Beklenmedik şeyler ara sıra olur. Benim için, birine karşı hisler şeklinde kendini gösterir. Bunu planlamadım. Onları istemiyorum ve kesinlikle anlamıyorum.
Görüyorsunuz ya, kaygıyla yaşadığınızda, bazen hisler düşmanınız olur. Duygularımızı görmezden gelmek için eğitiliriz; ya da en azından onları bastırmayı öğreniriz, bu yüzden başka birine karşı hisler kaçınılmaz hale geldiğinde şaşırtıcıdır.
Kaygı her şeyi çok zorlaştırır. “Normal” bir insan gibi aşık olma evrelerinden geçmem. Konuşmalar bana kelebekler verebilir, ancak sonraki üç günü (en azından) söylenen her bakışı ve kelimeyi inceleyerek geçiririm.
Birdenbire, kendi kalbimi kontrol edemez oldum. Tüm bu hislere sahibim ve onları hissettiğim için suçluluk duyuyorum. Kaygım, kontrol edilemeyen şeylerle bir bayram günü yaşıyor.
Ne kadar uğraşırsam uğraşayım, bu planlayabileceğim veya kontrol edebileceğim bir şey değil ve bu beni korkutuyor. Duygularım söz konusu olduğunda kontrol eksikliği her şeyin en kötü yanı.
Birdenbire, kötü düşünceler çoğalıyor.
Artık kendimi sadece ayrı bir varlık olarak görmüyorum, kendimi bu harika insanla karşılaştırıyorum ve insanlar bana ne kadar harika olduğumu söyleseler de, onun için asla yeterince iyi olamayacağımı düşünüyorum.

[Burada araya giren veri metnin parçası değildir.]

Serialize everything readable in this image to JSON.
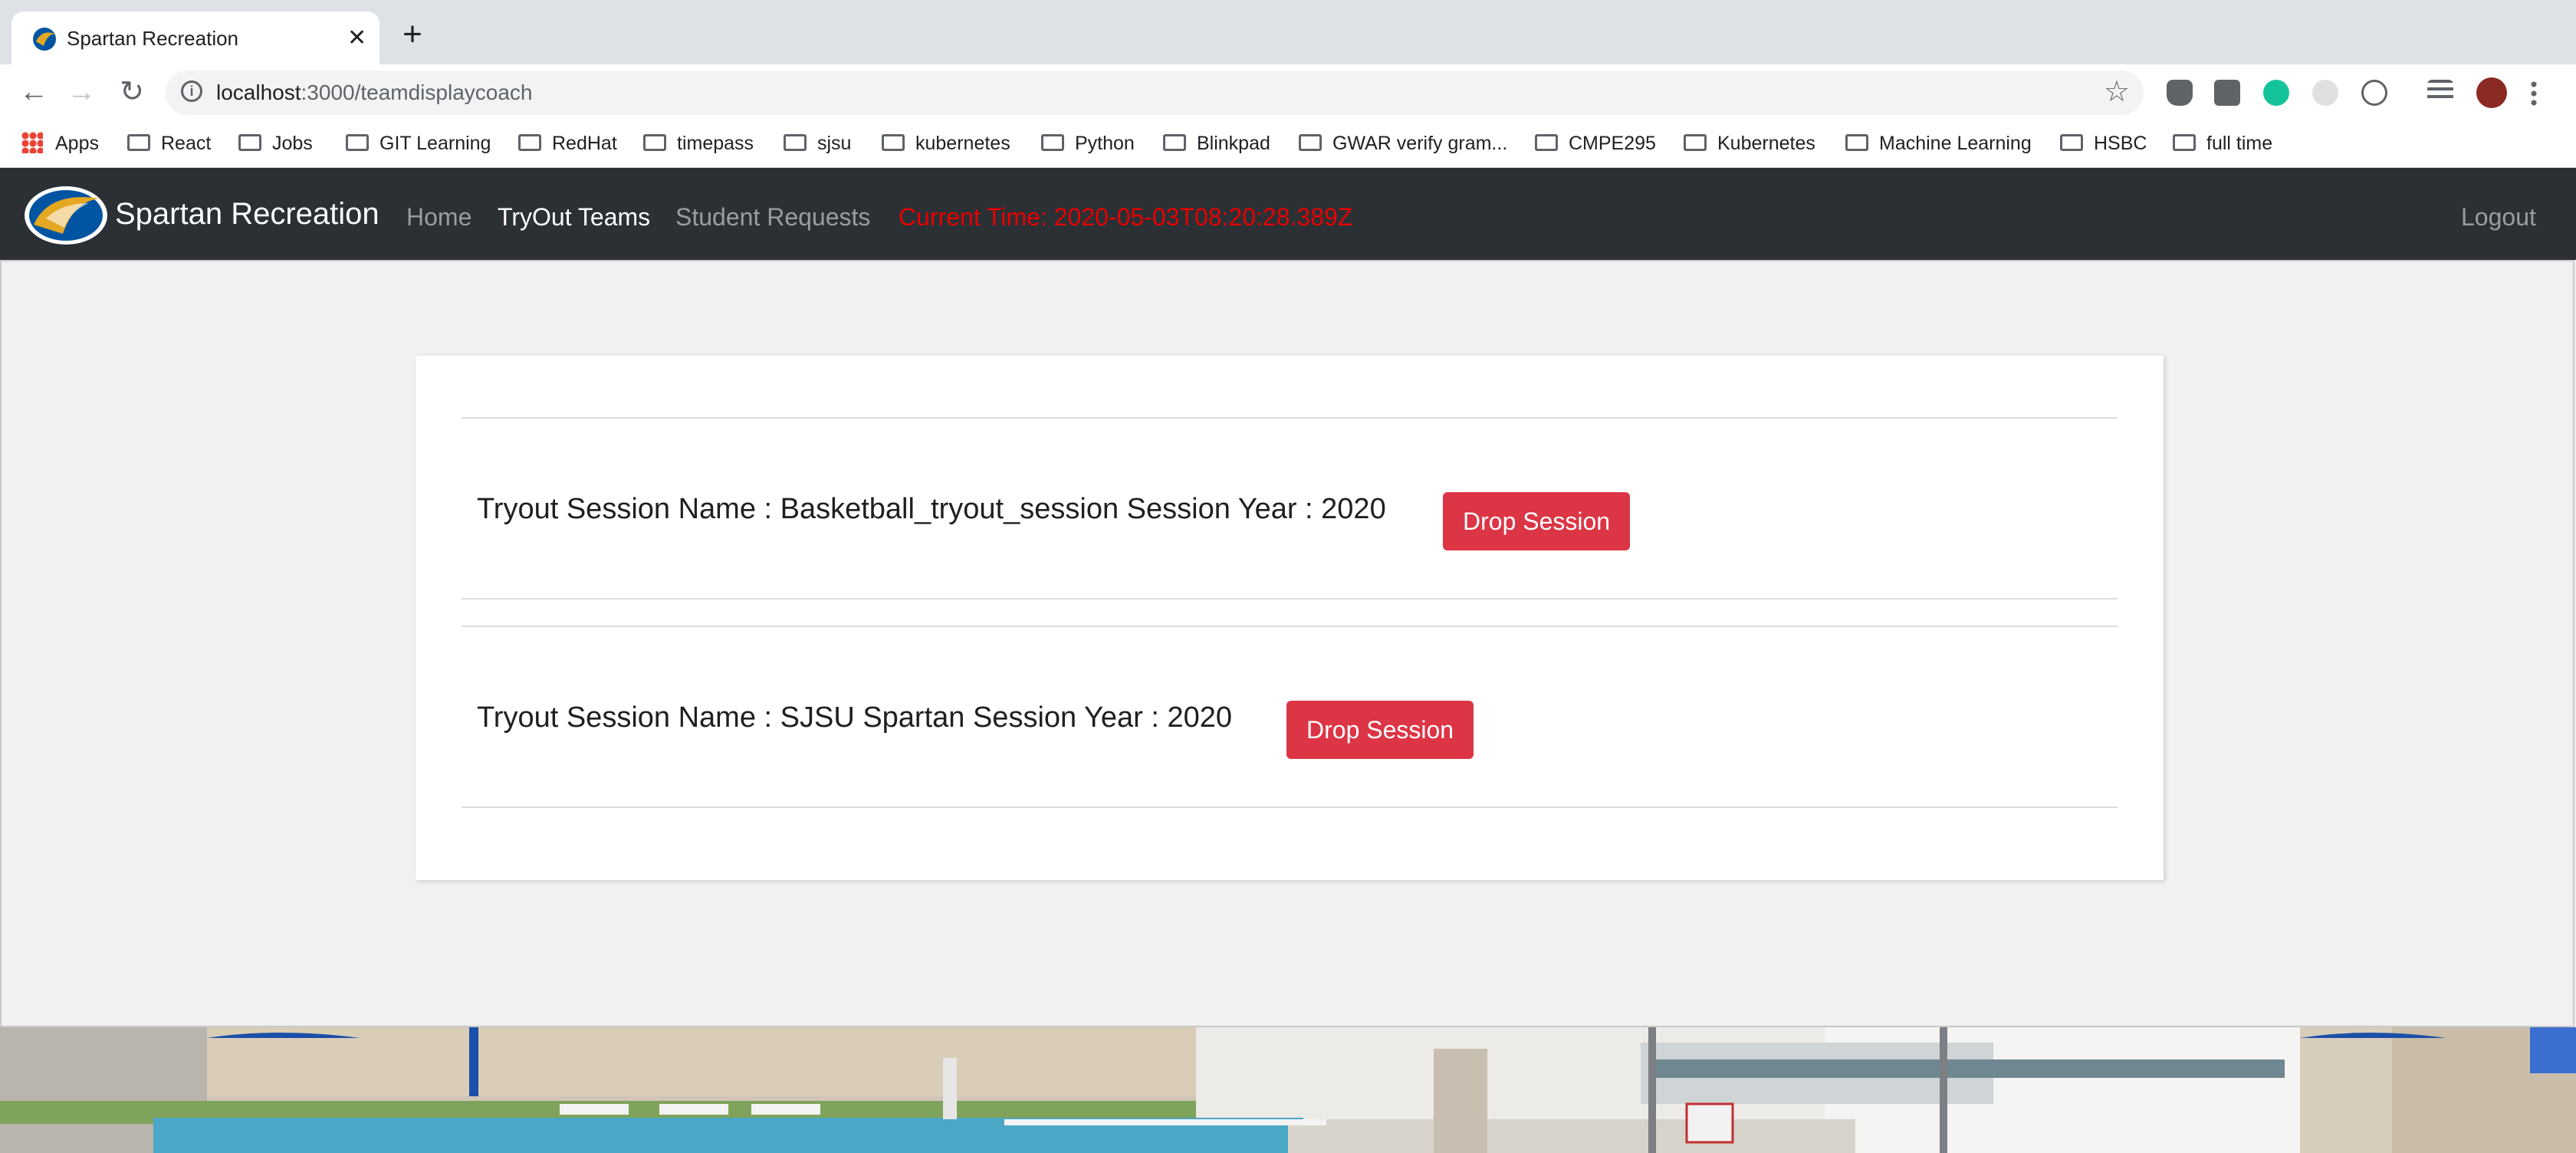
{
  "browser": {
    "tab_title": "Spartan Recreation",
    "tab_close": "✕",
    "new_tab": "+",
    "back": "←",
    "forward": "→",
    "reload": "↻",
    "url_host": "localhost",
    "url_path": ":3000/teamdisplaycoach",
    "star": "☆"
  },
  "bookmarks": [
    {
      "label": "Apps",
      "icon": "apps-grid-icon"
    },
    {
      "label": "React",
      "icon": "folder-icon"
    },
    {
      "label": "Jobs",
      "icon": "folder-icon"
    },
    {
      "label": "GIT Learning",
      "icon": "folder-icon"
    },
    {
      "label": "RedHat",
      "icon": "folder-icon"
    },
    {
      "label": "timepass",
      "icon": "folder-icon"
    },
    {
      "label": "sjsu",
      "icon": "folder-icon"
    },
    {
      "label": "kubernetes",
      "icon": "folder-icon"
    },
    {
      "label": "Python",
      "icon": "folder-icon"
    },
    {
      "label": "Blinkpad",
      "icon": "folder-icon"
    },
    {
      "label": "GWAR verify gram...",
      "icon": "folder-icon"
    },
    {
      "label": "CMPE295",
      "icon": "folder-icon"
    },
    {
      "label": "Kubernetes",
      "icon": "folder-icon"
    },
    {
      "label": "Machine Learning",
      "icon": "folder-icon"
    },
    {
      "label": "HSBC",
      "icon": "folder-icon"
    },
    {
      "label": "full time",
      "icon": "folder-icon"
    }
  ],
  "navbar": {
    "brand": "Spartan Recreation",
    "links": {
      "home": "Home",
      "tryout_teams": "TryOut Teams",
      "student_requests": "Student Requests"
    },
    "current_time": "Current Time: 2020-05-03T08:20:28.389Z",
    "logout": "Logout"
  },
  "sessions": [
    {
      "label": "Tryout Session Name : Basketball_tryout_session Session Year : 2020",
      "button": "Drop Session"
    },
    {
      "label": "Tryout Session Name : SJSU Spartan Session Year : 2020",
      "button": "Drop Session"
    }
  ],
  "colors": {
    "navbar_bg": "#2b3035",
    "danger": "#dc3545",
    "clock": "#e60000"
  }
}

Çok fazla. Arkadaşlarımdan sürekli olarak güvence isteme ihtiyacı hissediyorum. Onu rahatsız etmiyorum değil mi? Ama ne önemi var? Kaygı zaten bu konuda bir şey yapmamı engelliyor. Elbette korkumla savaşabilir ve birkaç kelime edebilirim, ama aklımın bir köşesinde bunun bedelini daha sonra ödeyeceğimi biliyorum.
“Merhaba” desem bile, zihnimin bir güvensizlik fırtınasına dönüşeceğini biliyorum. Aşklar benim için aynı değil. Onlar berbat ve kendimi sorgulamama neden oluyorlar. Ondan nefret ediyorum, ama kontrol edemiyorum, bu yüzden endişeleniyorum. Yeterince iyi olmaktan endişeleniyorum ve bu canımı yakıyor.

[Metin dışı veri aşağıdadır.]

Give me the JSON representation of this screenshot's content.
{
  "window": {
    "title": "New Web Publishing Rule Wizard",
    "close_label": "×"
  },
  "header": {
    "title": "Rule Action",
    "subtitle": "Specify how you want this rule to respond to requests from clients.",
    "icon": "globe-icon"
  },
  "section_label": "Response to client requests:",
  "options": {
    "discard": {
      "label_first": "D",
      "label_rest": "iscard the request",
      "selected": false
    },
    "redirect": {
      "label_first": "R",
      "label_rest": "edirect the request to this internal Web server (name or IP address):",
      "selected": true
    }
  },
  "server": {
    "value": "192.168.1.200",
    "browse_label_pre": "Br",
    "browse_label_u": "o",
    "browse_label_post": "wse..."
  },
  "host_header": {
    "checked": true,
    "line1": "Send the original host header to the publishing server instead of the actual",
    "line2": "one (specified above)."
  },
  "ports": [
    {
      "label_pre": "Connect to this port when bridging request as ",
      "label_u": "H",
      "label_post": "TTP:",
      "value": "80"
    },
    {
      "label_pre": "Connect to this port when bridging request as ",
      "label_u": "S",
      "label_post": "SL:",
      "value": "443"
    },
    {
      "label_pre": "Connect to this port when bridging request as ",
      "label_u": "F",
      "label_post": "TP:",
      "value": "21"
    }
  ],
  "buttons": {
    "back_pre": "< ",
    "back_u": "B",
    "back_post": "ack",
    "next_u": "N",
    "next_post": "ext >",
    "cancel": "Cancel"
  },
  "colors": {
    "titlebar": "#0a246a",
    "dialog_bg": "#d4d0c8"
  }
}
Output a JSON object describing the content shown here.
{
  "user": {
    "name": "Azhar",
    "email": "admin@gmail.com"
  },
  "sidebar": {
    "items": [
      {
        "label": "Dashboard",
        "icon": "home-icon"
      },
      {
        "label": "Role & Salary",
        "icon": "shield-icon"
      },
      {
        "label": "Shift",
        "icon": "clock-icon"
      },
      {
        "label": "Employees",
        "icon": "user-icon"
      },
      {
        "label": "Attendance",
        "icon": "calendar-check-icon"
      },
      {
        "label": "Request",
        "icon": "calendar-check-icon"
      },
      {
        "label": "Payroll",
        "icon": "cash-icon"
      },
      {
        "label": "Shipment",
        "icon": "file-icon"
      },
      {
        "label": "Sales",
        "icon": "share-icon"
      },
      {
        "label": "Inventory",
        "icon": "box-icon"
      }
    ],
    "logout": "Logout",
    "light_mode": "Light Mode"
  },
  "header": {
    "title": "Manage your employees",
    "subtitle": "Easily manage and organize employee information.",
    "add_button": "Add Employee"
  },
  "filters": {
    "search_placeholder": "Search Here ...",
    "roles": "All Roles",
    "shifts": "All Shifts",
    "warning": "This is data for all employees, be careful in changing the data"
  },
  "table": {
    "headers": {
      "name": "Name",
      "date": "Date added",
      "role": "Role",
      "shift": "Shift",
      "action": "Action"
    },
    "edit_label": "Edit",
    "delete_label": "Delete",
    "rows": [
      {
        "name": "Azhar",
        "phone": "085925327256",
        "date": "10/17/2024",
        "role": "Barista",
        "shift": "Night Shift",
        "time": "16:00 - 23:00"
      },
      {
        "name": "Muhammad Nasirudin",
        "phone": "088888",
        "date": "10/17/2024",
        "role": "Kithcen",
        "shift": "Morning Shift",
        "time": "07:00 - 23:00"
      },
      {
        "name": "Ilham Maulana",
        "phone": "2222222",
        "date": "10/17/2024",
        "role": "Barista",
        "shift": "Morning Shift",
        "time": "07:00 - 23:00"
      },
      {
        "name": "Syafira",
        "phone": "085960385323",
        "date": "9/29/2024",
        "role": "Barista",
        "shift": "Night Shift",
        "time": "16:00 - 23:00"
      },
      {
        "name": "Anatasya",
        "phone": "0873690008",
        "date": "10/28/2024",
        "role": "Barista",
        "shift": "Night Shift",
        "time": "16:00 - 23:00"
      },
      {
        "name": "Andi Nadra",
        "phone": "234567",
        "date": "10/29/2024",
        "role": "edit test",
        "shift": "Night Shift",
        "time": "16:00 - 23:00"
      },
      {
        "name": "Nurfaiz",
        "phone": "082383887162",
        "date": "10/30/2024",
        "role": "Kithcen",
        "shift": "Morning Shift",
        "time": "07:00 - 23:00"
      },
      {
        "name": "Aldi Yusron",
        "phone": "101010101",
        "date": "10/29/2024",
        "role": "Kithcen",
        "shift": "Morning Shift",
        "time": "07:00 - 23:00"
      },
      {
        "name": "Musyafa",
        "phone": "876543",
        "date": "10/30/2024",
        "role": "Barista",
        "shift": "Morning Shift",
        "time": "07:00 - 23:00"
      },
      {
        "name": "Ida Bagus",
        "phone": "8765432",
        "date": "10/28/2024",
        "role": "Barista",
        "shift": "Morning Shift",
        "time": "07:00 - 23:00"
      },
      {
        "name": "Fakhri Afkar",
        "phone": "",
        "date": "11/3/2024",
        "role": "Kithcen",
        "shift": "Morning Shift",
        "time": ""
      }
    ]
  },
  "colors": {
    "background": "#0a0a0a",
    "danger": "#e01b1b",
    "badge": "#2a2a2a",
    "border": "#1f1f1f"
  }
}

Her gün aklınızda aynı kişiyle uyanmak ama onlar için yeterli olmadığınızı hissetmek canınızı yakar. Harika bir insanla bu kadar çok neşe yaşayabileceğimi bilmek canımı yakar ama zihnim kaygılar ve şüphelerle dolu olduğu için bunu yapamam.

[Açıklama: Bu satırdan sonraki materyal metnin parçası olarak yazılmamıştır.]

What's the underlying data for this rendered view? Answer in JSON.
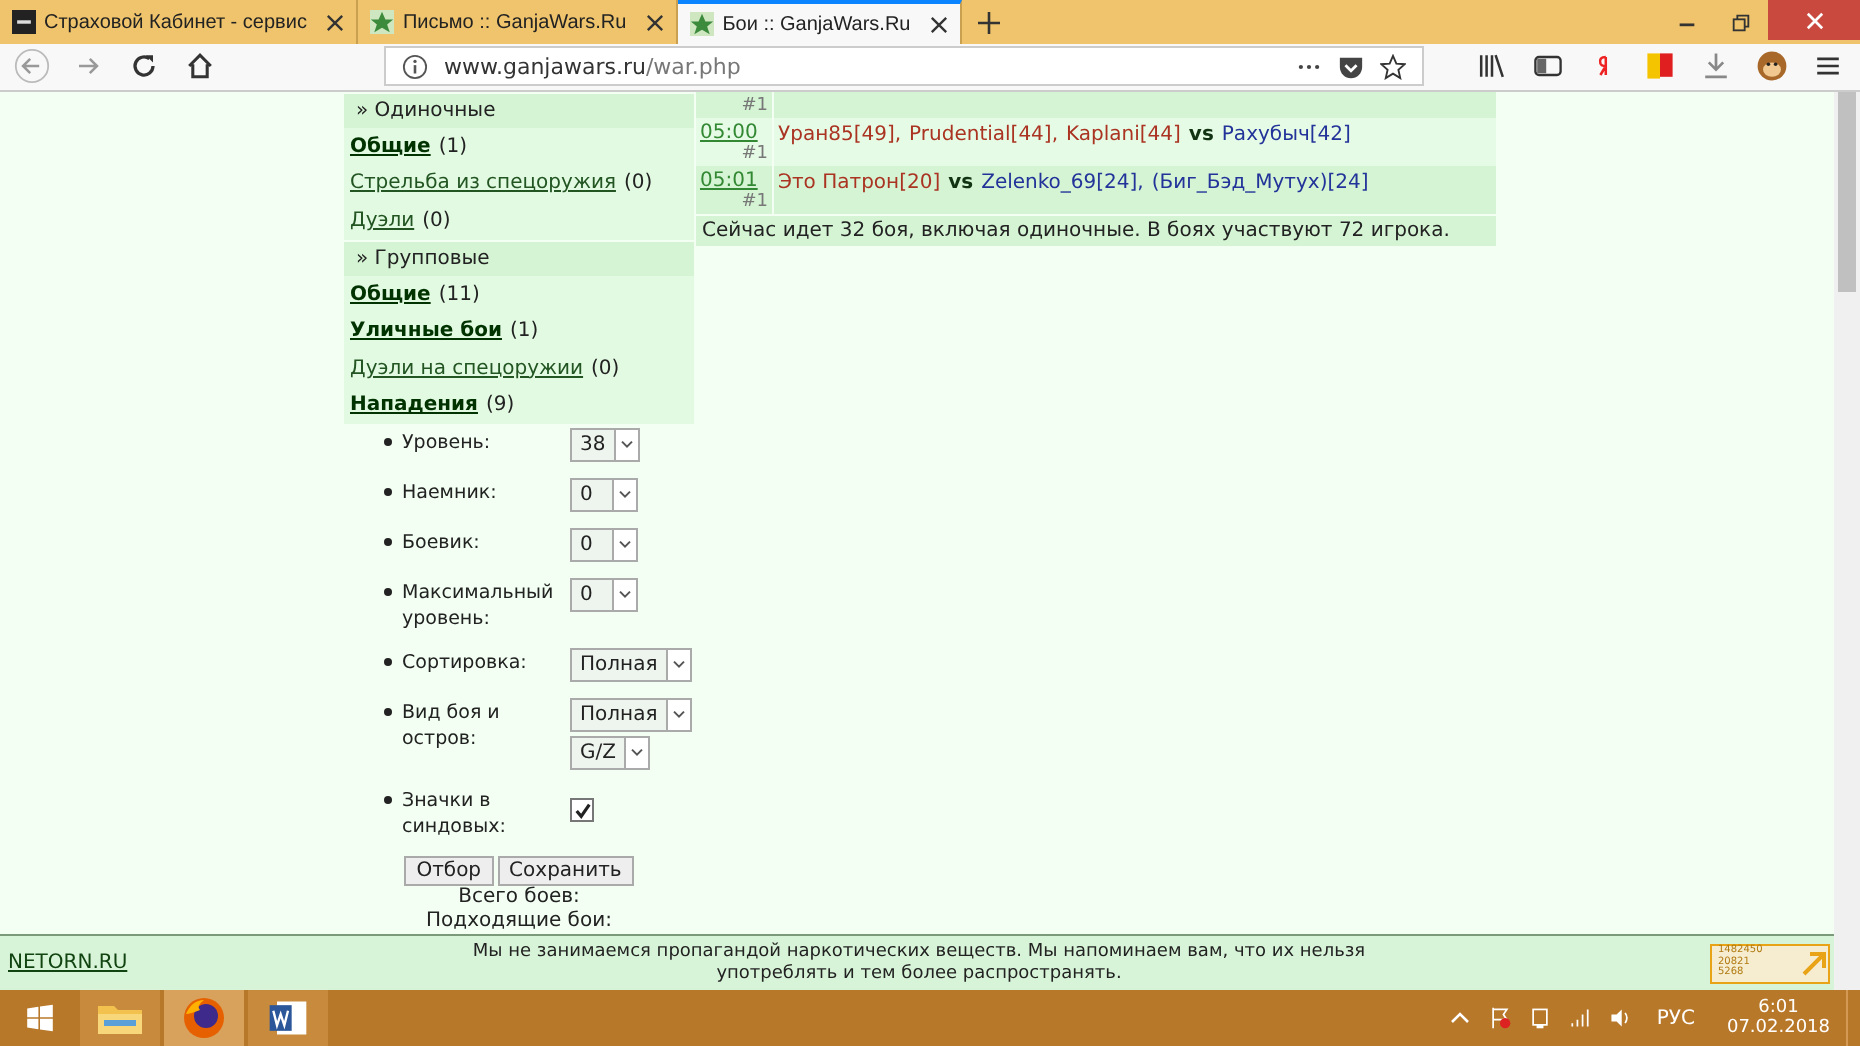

İşte böyle. Kaygılarınız varken birine aşık olmak acı verici, sinir bozucu ve ikisinin arasında bir şeydir. Onlarla konuşmak istemek ama sizden nefret edeceklerinden korkmaktır. Yanlış bir şey söylediğinizi düşündüğünüz için geceleri ağlamak ve bu konuda hiçbir şey yapacak cesaretinizin olmamasıdır. Kaygılarınız varken birine aşık olmak tehlike bölgesine girmek gibidir. Kaygı sizi korumasız bırakır ama kalbinizde ileriye sıçramanız gerektiğini bilirsiniz. Yol boyunca incinmeniz, kırılmanız muhtemeldir ve aynı şekilde çıkmayacaksınız. Tamamen ve kesinlikle korkutucudur. Ve biliyorum ki aşık olmak herkes için sinir bozucudur, bu onların doğasında vardır. Aradaki fark, aşık olmamın beni sadece gerginleştirmemesi, aynı zamanda yeterince iyi olmadığımı düşündüğüm için kendimden nefret etmemi sağlamasıdır. Benim düşünceme göre, kaygı beni daha az değerli kılar ve kimse beni seçmez.
Günün sonunda, bazen kaygıyı daha iyi hale getiremezsiniz. Size veya kendime kaygıyı rahat bırakacak sihirli kelimeleri söyleyemem, ancak şunu söyleyebilirim: Tarif edilemeyecek kadar değerlisiniz. Hiçbir aşk, kalp kırıklığı veya stres sizi bundan mahrum edemez, çünkü siz muhteşemsiniz ve her zaman öyle olacaksınız.